Disturbing thoughts about presidential motivation
No one is saying that the President's bombing of Syria was anything but a human act of revulsion against Assad's inhumanity.
It was empathy, many thought. But there were also those who thought it was most convenient for the President to act at a time when things were moving in a negative direction at home. It gave him some breathing room from the failure of Trumpcare and the volatile atmosphere within the West Wing. The big bomb episode on the heels of the Syria action was what might be called lethal theatrics. It killed people known and unknown and brought the President a week of speculation that he might be moving in the direction of the neocons. No one said this was a distraction but it functioned like one. Now we are coming up on Trump's first 100 days. This auspicious benchmark will hardly help the president domestically if he has nary a bill to sign.

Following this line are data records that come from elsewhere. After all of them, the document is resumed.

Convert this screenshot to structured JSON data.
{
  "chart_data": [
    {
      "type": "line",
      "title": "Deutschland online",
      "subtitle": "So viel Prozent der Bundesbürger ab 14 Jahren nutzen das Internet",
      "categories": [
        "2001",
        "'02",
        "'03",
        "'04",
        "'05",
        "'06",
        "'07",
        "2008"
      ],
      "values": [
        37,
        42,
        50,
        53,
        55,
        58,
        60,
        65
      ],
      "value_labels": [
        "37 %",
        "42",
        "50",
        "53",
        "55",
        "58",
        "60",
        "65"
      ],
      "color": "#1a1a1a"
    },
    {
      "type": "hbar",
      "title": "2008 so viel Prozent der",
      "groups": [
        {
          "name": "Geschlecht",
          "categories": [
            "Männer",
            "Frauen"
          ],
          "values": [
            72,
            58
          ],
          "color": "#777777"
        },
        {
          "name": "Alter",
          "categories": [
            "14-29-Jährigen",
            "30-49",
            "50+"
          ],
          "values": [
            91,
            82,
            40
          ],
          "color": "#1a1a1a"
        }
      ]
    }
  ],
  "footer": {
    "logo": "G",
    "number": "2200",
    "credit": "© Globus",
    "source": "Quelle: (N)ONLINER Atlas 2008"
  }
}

He won't. In fact, he has so fogged up the works that two potential failures exist side by side, neither of them in any shape to pass muster as an actual piece of legislation. Should Trump lob another bomb somewhere in the face of this Domestic void, you can surmise that the mediasphere will be rife with speculation. Or maybe not.
Because the very thought is perhaps the most disturbing one one could have about the man in the White House.
Winging it on taxes
Our thought bubble for Trump's tax plan due out next week: a big document and not a lot of specifics. https://t.co/HQRYEaYCEO
— Axios (@axios) April 21, 2017
It is hard not to feel some sympathy for the president because he is looking more and more like an unprepared fourth grader. Either he has advisors he does not trust or he is getting terrible advice.
If he is shutting everyone out he is simply not thinking. Politics requires a conspicuous and successful effort to put together the votes needed to pass legislation. Parameters won't do. On neither taxes, nor health care can Trump hope for a victory next week.
Distraction may prove difficult
The obvious distraction could be North Korea, but North Korea is not the Middle East. North Korea is part of an Asia that is its own master. You do not act in that theater. We have a recent indication that the generals and another high military that Trump processes to trust are not infallible. A third military distraction far away is not something we like to think about.